Pakistan: l’esecuzione di un estremista scatena le proteste

ImageHandler (4)L’esecuzione di un estremista islamico, il killer di Taseer, scatena proteste per le strade in Pakistan, che si teme possano sfociare anche in violenze anticristiane come è accaduto in passato.

Il Pakistan è al sesto posto della nostra ultima WWList: è dunque un paese in cui la persecuzione è estrema, con un’altissima incidenza della violenza fisica. Il 2016 si apre sotto il segno della preoccupazione e dell’instabilità sociale. Siamo profondamente preoccupati di quanto sta accadendo in questi giorni in Pakistan.

Forse molti ricorderanno l’assassinio del Governatore del Punjab Salmaan Taseer, politico ucciso perché ha tentato di portare alla luce le discriminazioni e il lato oscuro della legge pakistana contro la blasfemia: ebbene il suo killer, Malik Mumtaz Hussain Qadri, è stato giustiziato lunedì presso una prigione di massima sicurezza della città di Rawalpindi e questa esecuzione ha scatenato manifestazioni e proteste per le strade. Qadri era stato celebrato da folle di persone come un eroe capace di combattere per l’onore dell’islam, quando come guardia del corpo di Taseer invece di proteggerlo, lo aveva freddato il 4 gennaio 2011. Con estrema facilità cataloghiamo come dimostrazioni di estremisti queste proteste, lasciando intendere che sono pochi radicali a spingere per una radicalizzazione dell’islam in Pakistan (e Afghanistan). In realtà semmai ci sia stato, quello stadio è già stato superato da molto: il fondamentalismo islamico ha messo radici nell’idea di stato e di società di una grossa fetta della popolazione musulmana in Pakistan e a pagarne lo scotto sono le minoranze, in testa i cristiani.

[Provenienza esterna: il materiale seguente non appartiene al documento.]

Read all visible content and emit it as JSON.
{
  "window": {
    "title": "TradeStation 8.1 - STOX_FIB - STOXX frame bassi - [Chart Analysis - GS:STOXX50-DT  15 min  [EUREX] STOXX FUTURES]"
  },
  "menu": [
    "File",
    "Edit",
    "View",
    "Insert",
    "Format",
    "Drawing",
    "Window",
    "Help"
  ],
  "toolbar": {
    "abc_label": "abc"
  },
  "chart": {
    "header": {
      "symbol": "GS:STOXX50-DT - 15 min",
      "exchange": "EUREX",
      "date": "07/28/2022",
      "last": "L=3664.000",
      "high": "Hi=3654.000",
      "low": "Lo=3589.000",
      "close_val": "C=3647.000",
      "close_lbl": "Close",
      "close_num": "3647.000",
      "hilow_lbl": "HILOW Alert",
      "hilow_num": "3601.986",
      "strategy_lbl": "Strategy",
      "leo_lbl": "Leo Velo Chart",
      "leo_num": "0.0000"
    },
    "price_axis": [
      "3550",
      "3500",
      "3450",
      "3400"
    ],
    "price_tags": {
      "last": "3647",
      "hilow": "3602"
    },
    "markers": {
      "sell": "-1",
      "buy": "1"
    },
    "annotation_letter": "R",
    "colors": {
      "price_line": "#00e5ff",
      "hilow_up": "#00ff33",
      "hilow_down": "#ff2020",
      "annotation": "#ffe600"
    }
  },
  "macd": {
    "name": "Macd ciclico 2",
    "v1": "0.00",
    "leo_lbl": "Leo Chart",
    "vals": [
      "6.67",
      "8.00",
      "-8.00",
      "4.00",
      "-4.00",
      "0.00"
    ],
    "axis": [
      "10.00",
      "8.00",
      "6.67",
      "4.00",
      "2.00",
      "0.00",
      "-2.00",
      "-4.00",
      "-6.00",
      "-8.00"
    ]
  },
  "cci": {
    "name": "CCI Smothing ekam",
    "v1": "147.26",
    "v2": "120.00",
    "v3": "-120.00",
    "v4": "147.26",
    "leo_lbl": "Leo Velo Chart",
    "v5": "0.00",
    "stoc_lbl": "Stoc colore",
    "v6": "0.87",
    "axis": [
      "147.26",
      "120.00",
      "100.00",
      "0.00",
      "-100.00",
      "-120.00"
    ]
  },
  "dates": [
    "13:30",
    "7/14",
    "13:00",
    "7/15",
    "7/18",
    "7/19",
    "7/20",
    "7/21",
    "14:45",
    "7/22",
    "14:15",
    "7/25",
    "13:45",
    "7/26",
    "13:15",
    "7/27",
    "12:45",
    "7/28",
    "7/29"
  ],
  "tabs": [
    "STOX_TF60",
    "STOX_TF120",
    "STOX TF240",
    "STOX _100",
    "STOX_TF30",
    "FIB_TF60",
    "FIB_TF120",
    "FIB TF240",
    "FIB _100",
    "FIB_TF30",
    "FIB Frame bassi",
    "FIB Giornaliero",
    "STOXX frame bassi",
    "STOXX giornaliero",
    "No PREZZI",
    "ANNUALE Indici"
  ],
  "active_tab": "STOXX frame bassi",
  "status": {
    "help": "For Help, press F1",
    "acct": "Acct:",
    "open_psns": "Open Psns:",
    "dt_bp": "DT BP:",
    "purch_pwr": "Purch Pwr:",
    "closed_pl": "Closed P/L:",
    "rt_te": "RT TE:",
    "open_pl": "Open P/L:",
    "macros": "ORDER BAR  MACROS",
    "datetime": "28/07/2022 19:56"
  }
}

Sono stata bloccata nel traffico per ore; c’erano fumo ovunque, ho pregato solo di poter arrivare a casa sana e salva. Mio padre mi aveva detto di non andare al lavoro oggi. Per tutto il viaggio nel bus ho sperato che nessuno mi chiedesse come mi chiamavo o se ero cristiana”, afferma una spaventata cristiana del luogo. Le proteste per le strade contro l’esecuzione di un killer considerato un martire possono in fretta sfociare in violenza anticristiana, come è successo altre volte in questo paese. “Se devo morire, vorrei morire per Gesù, non perché qualcuno nel governo ha deciso di giustiziare un criminale musulmano”, sentenzia un giovane di Peshawar. Tra i cristiani ci sono sentimenti contrastanti: qualcuno manifesta un cenno di sollievo di fronte al fatto che il governo agisca contro gli estremisti come Qadri, mentre altri sono confusi e tristi perché un’altra vita si è andata persa (e probabilmente un’altra anima). In ogni caso, tutti sembrano coscienti del fatto che è assai probabile che ci saranno conseguenze per i cristiani, derivanti da queste proteste. E’ più che mai necessaria la preghiera per i cristiani in Pakistan.